Şimdiye kadar yakılan 3 binden fazla köy ve mezra ile ilgili ciddi bir soruşturma ve yargılama yapılmadı. Köy yakma kararlarını verenler ve uygulayanlar hakkında bir soruşturma olmadı.
Yargı, çetelerin ve yasa dışı yapıların en büyük koruyucusu oldu. Onlara dokunulmazlık zırhı sağladı.
Şimdi ise, AKP-MHP iktidarında çeteler de artık koalisyonun bir parçası durumunda. Susurluk çetesinden 25 sene sonra Yalıkavak Örgütü ve diğer Mafya oluşumları iktidarın ortağı gibi ortaya çıktılar.

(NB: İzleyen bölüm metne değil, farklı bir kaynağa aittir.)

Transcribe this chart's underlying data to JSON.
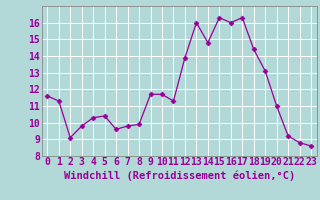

İyice güçten düşen, seçmen desteğini sürekli kaybeden iktidar öyle anlaşılıyor ki şimdi ayakta kalabilmek amacıyla bu yapılardan medet umuyor.
Kısaca söylemek gerekirse, geçen zaman içinde ne Susurluk Çetesi’yle, ne JİTEM’le ve diğer çeteleşmiş yapılarla yüzleşildi ne de devletin illegal bir yapı olarak kullanıldığı köy yakma barbarlığı ile hesaplaşıldı.
Neredeyse 100 yıldır Kürt meselesini şiddetle, baskıyla ve savaş yoluyla çözme hevesi devletin çeteleşmesinin, illegal bir yapıya dönüşmesinin en büyük nedeni oldu.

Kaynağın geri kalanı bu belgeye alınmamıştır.